My understanding is that normal behavior for a UIAlertController after being presented is to wait for the user to respond in other words pause other code.
In this case when the user clicks save, a UIAlertController is supposed to appear, ask the user a question about saving and then wait for the response. However, the code is continuing and the alert controller gets dismissed after about one second.

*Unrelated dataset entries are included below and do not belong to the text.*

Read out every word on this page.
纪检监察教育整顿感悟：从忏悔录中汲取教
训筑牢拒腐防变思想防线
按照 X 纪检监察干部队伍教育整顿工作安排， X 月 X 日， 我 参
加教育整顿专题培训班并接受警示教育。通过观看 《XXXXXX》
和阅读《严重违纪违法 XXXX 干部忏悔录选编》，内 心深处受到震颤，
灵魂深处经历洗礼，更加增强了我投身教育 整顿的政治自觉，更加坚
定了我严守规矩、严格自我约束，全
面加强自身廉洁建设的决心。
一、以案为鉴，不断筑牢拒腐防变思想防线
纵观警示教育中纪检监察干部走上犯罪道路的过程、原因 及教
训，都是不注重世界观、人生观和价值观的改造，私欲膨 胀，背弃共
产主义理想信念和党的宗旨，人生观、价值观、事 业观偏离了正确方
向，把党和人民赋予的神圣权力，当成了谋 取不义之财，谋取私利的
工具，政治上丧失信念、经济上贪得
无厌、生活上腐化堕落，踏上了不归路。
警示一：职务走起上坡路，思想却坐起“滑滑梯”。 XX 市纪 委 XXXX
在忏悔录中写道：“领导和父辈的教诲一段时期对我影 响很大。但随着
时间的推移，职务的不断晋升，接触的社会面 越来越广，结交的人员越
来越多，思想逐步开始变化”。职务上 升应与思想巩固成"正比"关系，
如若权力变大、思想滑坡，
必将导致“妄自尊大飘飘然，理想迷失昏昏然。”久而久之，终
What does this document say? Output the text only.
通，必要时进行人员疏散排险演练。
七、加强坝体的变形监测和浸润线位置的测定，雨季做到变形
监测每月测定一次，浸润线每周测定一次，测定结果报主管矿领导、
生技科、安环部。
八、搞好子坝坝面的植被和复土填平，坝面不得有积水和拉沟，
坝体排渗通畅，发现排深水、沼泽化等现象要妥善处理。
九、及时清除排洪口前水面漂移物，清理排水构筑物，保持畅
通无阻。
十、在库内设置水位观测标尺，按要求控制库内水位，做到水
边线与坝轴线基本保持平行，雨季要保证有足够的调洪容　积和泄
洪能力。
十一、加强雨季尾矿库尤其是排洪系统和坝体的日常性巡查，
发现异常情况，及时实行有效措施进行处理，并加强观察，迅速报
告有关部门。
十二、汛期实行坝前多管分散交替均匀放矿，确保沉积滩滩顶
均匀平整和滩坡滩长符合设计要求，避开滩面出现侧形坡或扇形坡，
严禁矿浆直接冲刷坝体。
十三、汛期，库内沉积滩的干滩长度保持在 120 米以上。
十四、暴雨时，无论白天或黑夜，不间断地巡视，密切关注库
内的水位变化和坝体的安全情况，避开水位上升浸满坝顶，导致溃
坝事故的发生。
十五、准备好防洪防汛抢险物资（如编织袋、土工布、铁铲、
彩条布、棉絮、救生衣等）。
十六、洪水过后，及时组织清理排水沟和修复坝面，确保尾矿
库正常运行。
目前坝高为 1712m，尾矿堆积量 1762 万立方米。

What could be wrong with the following that is preventing the code from pausing and causing the alert to disappear after about one second?
-(void) save {
if (listView.text.length>=1) {
[self fireAlertNewOrUpdate];
}
// save everything else
//dismiss view controller - this line of code may be dismissing the alert controller...
}
-(void) fireAlertNewOrUpdate {
UIAlertController *listAlert = [UIAlertController alertControllerWithTitle:#"Save list as new?" message:nil preferredStyle:UIAlertControllerStyleAlert];
UIAlertAction* yes = [UIAlertAction
actionWithTitle:#"OK"
style:UIAlertActionStyleDefault
handler:^(UIAlertAction * action)
{
[self saveNewList];
}];
UIAlertAction *cancel = [UIAlertAction actionWithTitle:#"Update existing" style:UIAlertActionStyleCancel handler:^(UIAlertAction * action)
{
[self updateExisting];
}];
[listAlert addAction:cancel];
[listAlert addAction:yes];
if ([listAlert respondsToSelector:#selector(setPreferredAction:)]) {
[listAlert setPreferredAction:yes];
}
[self presentViewController:listAlert animated:YES completion:nil];
}
You've given the answer yourself, except that you've also hidden it from us. (Fortunately, you hinted at it in a comment.) It's because there's a line of code you've omitted, in save, where you dismiss the view controller. That view controller is the alert, so the alert appears in response to the call fireAlertNewOrUpdate and then immediately disappears again. In effect, you are saying present / dismiss in a single breath.
My understanding is that normal behavior for a UIAlertController after being presented is to wait for the user to respond in other words pause other code
No, not at all true. In fact, just the opposite. Your "other code" just goes right on even after the alert has appeared. There is basically nothing in iOS programming where code will spontaneously "pause". For this reason, it is quite usual after you call present to present a view controller to do nothing further in that code.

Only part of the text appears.